Monday, November 7, 2016



            I try my best to not push time forward. You know what I mean? Like doing the “can hardly waits” as in “I can hardly wait for the baby to crawl, or I can hardly wait until Christmas is here or for school to be out or for the winter vacation to be here”; that kind of thing.

As a general rule time flies by too fast anyway and the baby will be crawling before you know it and in no time at all you’re going “how did he/she grow up so darn fast??” However, this time around I cannot help myself from thinking that I can hardly wait until this gloomy October is done! Man, what a miserable month that was, wasn’t it? And, like some people I know around here, I don’t even have eight or nine hundred acres of crop still in the field. Yuck! Talk about gloom ‘n doom.

According to the statistical weather data we received precipitation on 16 of the 31 days in October and I think the other 15 days were all mostly cloudy.
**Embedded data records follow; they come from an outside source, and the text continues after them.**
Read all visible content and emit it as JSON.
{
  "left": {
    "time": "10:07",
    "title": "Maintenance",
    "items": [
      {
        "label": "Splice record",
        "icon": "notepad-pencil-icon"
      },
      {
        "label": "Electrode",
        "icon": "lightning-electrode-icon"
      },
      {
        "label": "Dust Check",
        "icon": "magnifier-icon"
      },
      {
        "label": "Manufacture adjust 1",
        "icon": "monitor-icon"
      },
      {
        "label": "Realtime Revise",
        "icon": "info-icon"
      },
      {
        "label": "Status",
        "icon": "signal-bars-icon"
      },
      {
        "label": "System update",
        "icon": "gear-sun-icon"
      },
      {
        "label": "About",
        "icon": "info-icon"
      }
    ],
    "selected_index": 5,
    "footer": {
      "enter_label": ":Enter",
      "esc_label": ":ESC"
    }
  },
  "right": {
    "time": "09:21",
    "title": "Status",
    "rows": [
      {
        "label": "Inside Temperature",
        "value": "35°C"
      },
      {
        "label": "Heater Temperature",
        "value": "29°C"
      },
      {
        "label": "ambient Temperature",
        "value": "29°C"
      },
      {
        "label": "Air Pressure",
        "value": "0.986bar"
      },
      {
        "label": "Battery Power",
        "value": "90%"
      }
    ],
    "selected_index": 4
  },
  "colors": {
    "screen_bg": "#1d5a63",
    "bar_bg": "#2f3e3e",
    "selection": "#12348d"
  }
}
Or so it seemed. I was looking into the statistical data to see how many sunshine hours we normally would get in October and my source claims that we average around 171 hours in the month or, percentage wise, it’s 51% of the daylight time. Not 2016’s version, though. Oh no, it was more like 171 minutes, I’d say.

I have heard more than a few people mention how miserable and cranky everyone seems to be lately and I am convinced that it is mostly due to the overall lack of sunshine in the past few weeks. It really is. I’m thinking that humans really need sunshine to operate properly. Or “happily” at any rate.

In fact, I did a little research on the subject and I found that there are several reasons why the lack of sunshine can be detrimental to a human’s well being, both mentally and physically.

If you’re not careful, a lack of sunlight can actually lead to a form of clinical depression. The less sunlight we see in the winter months, the more likely we are to develop Seasonal Affective Disorder (SAD). Symptoms of SAD can be extreme: mood swings, anxiety, sleep problems, or even suicidal thoughts. I’m thinking that some people are just experiencing an earlier version of SAD because of the recent lack o’ sunshine.

90% of humans’ Vitamin D comes from direct sunlight but everyone knows that unprotected overexposure to the sun’s rays may increase the chances of developing skin cancer. Then again, on the flip side of that is that a Vitamin D deficiency may be just as dangerous to humans. Vitamin D deficiencies may lead to the development of prostate and breast cancer, memory loss, and an increased risk for developing dementia and schizophrenia.

Also, for your information, and I’m not making a personal statement here or anything,  just reporting the facts, people, and the facts say that women are 200% more likely to develop SAD than men. Hmmmm….I’m not saying who’s crankier than who but…you know…statistics and all that.

I realize that you’d have to miss a bit more than the “normal” amount of sunshine in one month to create any ill effects on your system, but still, this past forty days or so have been pretty darn depressing and it’s starting to show. I’m hoping that in the next month we can make up for the sunlight we lost in October or this coming winter is going to be really, really SAD.

“A cloudy day or a little sunshine have as great an influence on many constitutions as the most recent blessings or misfortunes.”- Joseph Addison (1672-1719).